Wolf (2022) presents an analysis of subjects in the process of finding a home, where unsocial competitive market conditions of life are negotiated within the self and the solution of finding an affordable home is interpreted as an act of performance, where the disadvantaged subject has to try as hard as one can to overcome the conditions of the market.

The articles included in the special section contribute to exploring the constitution of the social self by detailed analysis scrutinizing the tension between subject, agency, and restrictive contexts including respective principles, logic, and mechanisms.
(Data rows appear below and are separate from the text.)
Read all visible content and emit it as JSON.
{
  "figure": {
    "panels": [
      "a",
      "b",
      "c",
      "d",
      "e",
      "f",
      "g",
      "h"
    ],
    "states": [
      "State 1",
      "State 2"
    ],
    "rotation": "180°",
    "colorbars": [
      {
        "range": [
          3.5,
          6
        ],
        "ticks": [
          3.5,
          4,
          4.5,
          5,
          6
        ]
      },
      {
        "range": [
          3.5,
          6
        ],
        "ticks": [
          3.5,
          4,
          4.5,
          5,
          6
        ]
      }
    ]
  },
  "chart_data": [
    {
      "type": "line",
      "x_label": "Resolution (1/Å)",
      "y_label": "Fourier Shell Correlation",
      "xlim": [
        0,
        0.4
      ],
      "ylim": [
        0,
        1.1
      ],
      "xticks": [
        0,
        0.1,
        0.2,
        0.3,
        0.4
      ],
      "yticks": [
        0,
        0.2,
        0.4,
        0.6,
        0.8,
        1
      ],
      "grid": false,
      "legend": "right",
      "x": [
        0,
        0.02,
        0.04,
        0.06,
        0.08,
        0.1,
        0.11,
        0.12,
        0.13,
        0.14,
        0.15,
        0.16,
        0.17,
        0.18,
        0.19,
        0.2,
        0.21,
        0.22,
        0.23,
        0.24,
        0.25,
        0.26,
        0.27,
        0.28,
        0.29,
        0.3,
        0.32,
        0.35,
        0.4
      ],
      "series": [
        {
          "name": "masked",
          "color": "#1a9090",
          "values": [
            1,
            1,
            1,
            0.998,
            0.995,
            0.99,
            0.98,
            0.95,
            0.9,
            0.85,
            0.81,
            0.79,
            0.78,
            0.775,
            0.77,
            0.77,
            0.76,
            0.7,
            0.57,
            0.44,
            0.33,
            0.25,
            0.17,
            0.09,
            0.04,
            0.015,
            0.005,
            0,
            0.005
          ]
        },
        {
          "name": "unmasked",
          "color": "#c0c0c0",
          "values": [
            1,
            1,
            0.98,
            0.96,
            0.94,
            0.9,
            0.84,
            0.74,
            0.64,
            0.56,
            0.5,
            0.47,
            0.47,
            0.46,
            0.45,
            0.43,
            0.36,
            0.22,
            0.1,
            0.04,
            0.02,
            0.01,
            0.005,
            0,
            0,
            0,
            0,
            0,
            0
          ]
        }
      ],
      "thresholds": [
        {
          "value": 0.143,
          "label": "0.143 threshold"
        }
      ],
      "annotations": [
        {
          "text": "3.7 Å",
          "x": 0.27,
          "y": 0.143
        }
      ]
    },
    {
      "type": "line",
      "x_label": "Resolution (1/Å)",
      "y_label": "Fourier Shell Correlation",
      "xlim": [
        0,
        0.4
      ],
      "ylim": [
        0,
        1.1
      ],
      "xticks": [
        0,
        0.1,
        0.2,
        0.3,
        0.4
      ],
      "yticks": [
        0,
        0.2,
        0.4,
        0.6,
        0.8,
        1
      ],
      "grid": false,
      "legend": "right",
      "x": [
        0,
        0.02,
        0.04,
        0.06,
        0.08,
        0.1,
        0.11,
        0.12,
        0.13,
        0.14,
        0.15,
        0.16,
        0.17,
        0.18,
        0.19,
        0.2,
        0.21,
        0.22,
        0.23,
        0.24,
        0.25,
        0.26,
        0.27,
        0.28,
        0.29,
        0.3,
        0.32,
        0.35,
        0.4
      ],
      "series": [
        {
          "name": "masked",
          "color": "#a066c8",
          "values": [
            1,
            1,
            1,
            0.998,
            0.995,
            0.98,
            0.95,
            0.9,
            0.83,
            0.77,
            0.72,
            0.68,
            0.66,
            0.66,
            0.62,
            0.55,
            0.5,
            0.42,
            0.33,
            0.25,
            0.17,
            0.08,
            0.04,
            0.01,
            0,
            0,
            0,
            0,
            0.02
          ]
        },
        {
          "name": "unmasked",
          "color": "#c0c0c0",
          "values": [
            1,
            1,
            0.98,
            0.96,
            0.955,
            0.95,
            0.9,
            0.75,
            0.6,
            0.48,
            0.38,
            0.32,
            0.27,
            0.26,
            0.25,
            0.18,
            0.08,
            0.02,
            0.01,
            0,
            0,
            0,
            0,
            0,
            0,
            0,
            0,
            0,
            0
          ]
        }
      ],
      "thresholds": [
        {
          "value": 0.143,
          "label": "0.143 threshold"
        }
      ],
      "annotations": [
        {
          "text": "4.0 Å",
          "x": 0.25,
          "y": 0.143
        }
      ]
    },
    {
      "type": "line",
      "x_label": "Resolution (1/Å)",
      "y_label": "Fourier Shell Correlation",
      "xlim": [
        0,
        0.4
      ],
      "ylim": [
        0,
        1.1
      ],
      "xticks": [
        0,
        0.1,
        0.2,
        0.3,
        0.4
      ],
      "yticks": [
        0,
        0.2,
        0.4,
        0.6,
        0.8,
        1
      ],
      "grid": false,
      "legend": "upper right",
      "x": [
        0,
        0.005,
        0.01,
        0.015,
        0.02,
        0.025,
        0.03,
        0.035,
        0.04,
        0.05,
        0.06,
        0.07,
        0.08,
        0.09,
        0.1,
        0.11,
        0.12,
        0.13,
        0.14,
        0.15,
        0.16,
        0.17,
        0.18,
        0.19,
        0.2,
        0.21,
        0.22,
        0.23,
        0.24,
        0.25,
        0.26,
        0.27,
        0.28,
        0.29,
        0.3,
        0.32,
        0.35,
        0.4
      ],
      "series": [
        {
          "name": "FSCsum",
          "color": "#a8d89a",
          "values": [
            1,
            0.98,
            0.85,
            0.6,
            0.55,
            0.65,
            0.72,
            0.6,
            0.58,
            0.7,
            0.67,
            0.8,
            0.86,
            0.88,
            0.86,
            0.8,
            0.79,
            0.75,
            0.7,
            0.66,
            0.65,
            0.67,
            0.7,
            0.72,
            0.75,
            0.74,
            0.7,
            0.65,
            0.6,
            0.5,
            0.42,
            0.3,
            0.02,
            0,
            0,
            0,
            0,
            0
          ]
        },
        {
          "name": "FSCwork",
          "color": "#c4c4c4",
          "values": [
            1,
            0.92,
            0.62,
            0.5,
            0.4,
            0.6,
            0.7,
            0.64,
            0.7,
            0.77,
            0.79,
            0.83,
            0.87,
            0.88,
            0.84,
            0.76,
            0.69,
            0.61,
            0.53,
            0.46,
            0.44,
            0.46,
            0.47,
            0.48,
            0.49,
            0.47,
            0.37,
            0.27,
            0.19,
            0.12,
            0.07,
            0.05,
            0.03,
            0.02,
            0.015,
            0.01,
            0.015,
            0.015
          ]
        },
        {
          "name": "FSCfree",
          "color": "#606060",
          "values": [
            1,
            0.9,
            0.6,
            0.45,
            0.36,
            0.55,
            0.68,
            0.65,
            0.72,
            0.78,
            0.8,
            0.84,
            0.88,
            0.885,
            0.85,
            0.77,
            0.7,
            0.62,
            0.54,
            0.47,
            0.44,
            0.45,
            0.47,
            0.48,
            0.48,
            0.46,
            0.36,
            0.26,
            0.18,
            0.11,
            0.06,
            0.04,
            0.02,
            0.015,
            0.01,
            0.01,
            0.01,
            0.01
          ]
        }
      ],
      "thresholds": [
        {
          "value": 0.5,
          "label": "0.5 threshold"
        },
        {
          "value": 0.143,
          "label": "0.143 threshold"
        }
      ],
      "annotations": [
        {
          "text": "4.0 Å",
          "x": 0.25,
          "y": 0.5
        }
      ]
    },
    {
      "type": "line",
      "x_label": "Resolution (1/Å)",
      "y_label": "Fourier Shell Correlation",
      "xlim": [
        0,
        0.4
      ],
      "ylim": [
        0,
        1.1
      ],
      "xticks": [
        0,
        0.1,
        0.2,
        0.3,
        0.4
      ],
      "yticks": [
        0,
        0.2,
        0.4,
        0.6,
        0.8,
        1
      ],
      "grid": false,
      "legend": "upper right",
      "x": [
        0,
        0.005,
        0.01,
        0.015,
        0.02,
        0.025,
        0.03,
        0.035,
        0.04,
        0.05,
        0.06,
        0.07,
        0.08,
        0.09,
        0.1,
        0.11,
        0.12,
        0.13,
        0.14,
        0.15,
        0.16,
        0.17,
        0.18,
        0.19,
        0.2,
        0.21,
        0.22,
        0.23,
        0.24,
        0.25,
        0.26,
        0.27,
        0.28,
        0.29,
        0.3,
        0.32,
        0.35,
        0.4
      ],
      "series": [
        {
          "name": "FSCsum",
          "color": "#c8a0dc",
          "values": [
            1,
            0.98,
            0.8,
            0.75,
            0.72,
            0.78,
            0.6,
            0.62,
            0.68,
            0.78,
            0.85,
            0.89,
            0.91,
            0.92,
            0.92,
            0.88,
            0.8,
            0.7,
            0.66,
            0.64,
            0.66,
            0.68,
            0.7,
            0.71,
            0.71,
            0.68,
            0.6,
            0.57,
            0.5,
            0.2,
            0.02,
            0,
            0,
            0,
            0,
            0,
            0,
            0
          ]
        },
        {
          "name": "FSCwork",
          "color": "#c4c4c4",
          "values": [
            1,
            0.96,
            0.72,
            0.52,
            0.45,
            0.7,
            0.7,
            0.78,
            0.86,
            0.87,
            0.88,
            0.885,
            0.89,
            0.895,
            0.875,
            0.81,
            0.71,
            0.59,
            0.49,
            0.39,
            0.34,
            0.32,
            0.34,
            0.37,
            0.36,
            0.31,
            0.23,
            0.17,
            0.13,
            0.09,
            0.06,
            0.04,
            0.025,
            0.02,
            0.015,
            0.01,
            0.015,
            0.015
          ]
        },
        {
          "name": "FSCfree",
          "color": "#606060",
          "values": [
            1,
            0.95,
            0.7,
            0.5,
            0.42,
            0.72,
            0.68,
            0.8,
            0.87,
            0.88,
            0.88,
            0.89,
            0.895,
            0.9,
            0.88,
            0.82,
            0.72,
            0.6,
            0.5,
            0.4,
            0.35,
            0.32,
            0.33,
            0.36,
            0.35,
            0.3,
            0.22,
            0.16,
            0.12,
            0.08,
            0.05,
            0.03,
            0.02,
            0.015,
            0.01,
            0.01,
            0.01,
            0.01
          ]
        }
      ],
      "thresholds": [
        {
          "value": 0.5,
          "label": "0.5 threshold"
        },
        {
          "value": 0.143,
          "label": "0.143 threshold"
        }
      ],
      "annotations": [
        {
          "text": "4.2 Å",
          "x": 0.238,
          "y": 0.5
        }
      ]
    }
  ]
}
Such narrow confrontation sheds light on how subjective strategies are developed to meet the conditions in everyday life under an ever-expanding neoliberal capitalist logic. The contributions focus on varying themes (leisure, work, media, existential needs) showing how interwoven all spheres of life are with a neoliberal-capitalist logic, how relentless such contextualization manifests within the subjects, and how subjects most often react by incorporating such conditions, finding agency and dignity solely in their individual behavior and strategies. Understanding such micro-processes alongside concrete examples may finally lead to—in a critical psychological understanding of the potential for change through enlightenment—broadening the general subjects’ scope. In line with Gergen, we trust that a scholarly reconstruction of the self and its context will contribute to shaping a future by developing reflected, conceptual practices, which may “bring the alienated into forms of mutual coordination” (Gergen, 2006, p. 123).